For years, India’s biometric system known as Aadhaar has been highly criticized for its glaring security flaws. Recently those flaws were widely exposed after the personal data of its users was put up for sale for under $10 on WhatsApp.
Over 1.19B people have enrolled in the world’s largest biometric ID system, which houses a bevy of personal info (like fingerprints, retina scans, names, addresses, phone numbers, even bank account info) — and puts the identities of those enrolled in the system at risk.
Aadhaar has pretty much been a mess since day one
Created in 2009, the 12-digit biometric identity number was originally formed to prevent fraud. But, in the 9 years it’s been around, it’s acted as more of a direct invite for those looking to steal an entire country’s identity.
In 2010, over 200 government agencies (with access to the accounts) accidentally published sensitive Aadhaar info online, and since 2015, banking fraud has run rampant on Aadhaar users, with identity thieves attempting to open bank accounts in their names.

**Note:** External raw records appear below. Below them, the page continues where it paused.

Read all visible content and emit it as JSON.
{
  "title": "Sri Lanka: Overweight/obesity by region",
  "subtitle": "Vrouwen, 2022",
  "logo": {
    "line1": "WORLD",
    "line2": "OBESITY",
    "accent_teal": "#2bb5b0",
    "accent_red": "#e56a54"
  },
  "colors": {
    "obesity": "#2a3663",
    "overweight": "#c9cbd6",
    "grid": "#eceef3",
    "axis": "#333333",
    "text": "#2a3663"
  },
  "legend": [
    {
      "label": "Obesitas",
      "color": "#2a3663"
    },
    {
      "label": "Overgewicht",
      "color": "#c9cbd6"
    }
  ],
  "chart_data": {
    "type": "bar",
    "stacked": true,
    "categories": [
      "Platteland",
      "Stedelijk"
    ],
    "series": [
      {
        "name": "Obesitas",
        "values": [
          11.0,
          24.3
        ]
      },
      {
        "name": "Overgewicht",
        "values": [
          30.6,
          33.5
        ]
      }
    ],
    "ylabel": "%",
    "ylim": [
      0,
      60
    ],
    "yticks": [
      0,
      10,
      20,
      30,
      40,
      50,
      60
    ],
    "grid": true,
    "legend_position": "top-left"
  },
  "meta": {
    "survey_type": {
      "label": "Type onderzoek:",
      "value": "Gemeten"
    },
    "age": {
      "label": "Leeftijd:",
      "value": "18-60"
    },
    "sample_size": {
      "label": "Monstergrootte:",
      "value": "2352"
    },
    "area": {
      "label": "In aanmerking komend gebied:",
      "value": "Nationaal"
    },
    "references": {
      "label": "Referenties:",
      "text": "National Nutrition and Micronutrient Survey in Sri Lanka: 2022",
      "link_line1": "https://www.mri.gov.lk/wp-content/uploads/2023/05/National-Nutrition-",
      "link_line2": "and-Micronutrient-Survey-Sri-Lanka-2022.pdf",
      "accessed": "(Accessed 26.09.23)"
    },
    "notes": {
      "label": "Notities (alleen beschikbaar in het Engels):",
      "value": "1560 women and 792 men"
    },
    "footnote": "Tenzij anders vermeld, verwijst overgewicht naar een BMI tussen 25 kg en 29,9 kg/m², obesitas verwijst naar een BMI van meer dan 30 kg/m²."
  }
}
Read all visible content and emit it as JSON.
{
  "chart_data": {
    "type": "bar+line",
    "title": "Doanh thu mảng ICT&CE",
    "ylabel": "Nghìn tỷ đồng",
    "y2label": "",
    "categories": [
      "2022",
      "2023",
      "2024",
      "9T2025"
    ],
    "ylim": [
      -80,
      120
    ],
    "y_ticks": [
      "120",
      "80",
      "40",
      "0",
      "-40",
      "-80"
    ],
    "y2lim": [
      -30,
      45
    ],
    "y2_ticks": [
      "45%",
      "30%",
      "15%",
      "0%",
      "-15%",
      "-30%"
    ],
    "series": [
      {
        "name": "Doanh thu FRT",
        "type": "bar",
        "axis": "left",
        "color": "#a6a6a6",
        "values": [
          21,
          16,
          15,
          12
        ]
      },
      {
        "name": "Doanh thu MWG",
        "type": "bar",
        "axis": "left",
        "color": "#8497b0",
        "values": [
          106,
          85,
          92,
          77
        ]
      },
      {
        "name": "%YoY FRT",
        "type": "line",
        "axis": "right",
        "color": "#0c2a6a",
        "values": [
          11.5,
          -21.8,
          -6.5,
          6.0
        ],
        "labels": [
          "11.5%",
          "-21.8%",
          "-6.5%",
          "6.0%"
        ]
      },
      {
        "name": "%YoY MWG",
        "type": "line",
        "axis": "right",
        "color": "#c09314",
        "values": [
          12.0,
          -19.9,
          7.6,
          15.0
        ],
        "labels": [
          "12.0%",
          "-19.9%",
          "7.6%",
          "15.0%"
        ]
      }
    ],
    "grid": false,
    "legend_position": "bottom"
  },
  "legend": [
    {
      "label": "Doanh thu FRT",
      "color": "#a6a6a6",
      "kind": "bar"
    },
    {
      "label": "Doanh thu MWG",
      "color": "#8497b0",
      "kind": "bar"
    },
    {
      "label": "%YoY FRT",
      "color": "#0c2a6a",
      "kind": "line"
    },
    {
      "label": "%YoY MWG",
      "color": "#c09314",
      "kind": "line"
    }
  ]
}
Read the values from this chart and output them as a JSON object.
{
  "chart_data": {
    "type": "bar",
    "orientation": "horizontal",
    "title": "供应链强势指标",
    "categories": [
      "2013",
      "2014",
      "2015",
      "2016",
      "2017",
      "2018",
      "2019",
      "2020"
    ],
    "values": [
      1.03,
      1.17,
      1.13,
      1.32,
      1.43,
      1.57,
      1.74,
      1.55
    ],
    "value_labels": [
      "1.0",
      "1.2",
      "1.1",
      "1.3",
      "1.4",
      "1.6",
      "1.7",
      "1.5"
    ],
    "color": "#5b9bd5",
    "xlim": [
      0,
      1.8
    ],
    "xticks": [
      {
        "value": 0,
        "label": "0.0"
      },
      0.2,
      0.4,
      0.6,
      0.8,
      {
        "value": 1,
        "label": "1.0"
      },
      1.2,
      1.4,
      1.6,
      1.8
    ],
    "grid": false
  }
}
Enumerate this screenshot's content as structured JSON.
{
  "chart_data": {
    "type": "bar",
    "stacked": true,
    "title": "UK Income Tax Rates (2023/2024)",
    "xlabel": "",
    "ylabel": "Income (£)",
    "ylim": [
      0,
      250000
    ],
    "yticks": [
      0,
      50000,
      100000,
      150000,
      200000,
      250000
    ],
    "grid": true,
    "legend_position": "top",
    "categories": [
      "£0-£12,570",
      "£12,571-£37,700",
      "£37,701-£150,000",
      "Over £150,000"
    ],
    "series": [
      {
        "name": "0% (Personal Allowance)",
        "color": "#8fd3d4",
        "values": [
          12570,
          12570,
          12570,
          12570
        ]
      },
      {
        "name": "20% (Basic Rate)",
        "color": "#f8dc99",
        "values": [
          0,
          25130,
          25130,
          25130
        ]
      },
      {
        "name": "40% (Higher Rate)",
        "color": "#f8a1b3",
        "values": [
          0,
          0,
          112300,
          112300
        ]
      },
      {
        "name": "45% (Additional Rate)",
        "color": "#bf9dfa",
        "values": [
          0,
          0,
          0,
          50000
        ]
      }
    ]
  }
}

And, on the same day as the WhatsApp scandal, a local media company reported a major hole in Aadhaar’s security that allows pretty much anyone to become a data admin for the entire system.
But the UIDAI refuses to acknowledge the problem
The Unique Identification Authority of India (UIDAI) has brushed off claims of these pressing Aadhaar security loopholes as “fake news.”
They’ve gone so far as to file an investigation against the journalist for The Tribune (a North Indian newspaper) who reported the WhatsApp incident.